Alors comment cela est-t-il possible ?


Tout d’abord, il faut savoir que le terme « data center » est assez large et comprend à la fois les centres de stockage, les serveurs (qui réagissent aux demandes des utilisateurs du réseau) et tout ce qu’il y a autour : climatisation, infrastructures réseaux, . . . L’usage que l’on fait principalement d’un data center va donc avoir une grande influence sur sa consommation.

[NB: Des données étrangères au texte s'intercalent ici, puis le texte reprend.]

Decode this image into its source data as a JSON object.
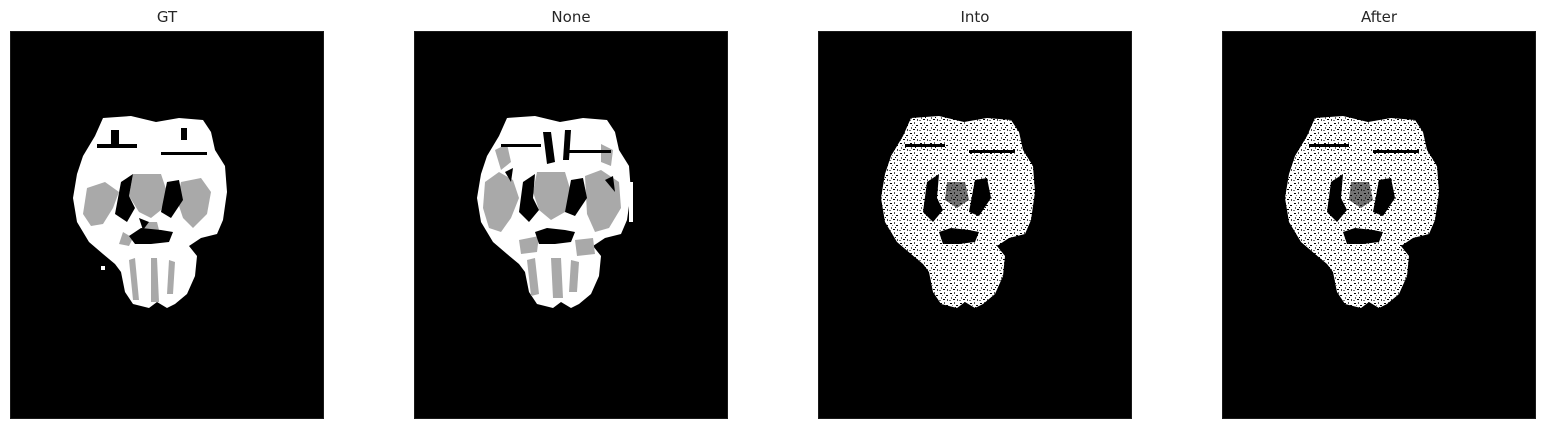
{
  "panels": [
    {
      "title": "GT",
      "style": "segmentation"
    },
    {
      "title": "None",
      "style": "segmentation-detailed"
    },
    {
      "title": "Into",
      "style": "noisy"
    },
    {
      "title": "After",
      "style": "noisy"
    }
  ],
  "colors": {
    "background": "#000000",
    "white_matter": "#ffffff",
    "gray_matter": "#a9a9a9",
    "page": "#ffffff"
  }
}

Par exemple, le stockage des données consomme finalement peu, d’ailleurs une clé USB ou un disque dur peuvent conserver de la donnée sans même être alimentés et c’est uniquement en lecture/écriture qu’ils ont besoin de courant.


Si on ajoute à cela le fait que la consommation moyenne des disques durs présents dans les data center a été divisée par 10 entre 2010 et 2018, on comprend vite qu’une multiplication par 26 des capacités de stockage ne sera pas répercutée telle quelle sur la consommation. Certes la quantité de données échangées augmente, mais c’est principalement l’utilisation que l’on en fait qui requiert de l’énergie.

Un exemple très représentatif est celui du minage de BitCoin : les données échangées sont plutôt faibles et à peu près n’importe quelle bande passante permet de miner chez soi. En revanche, les mineurs doivent effectuer de nombreux calculs pour valider les transactions ce qui est très consommateur en énergie. Ainsi le minage de bitcoin à lui seul représente 0,3% de la consommation électrique mondiale mais une fraction bien plus faible du trafic IP. Pour cette raison, des fermes de minage ont d’ailleurs été

installées dans l’arctique russe (4), où l’électricité est peu chère et la climatisation plus facile à gérer (on y reviendra plus tard).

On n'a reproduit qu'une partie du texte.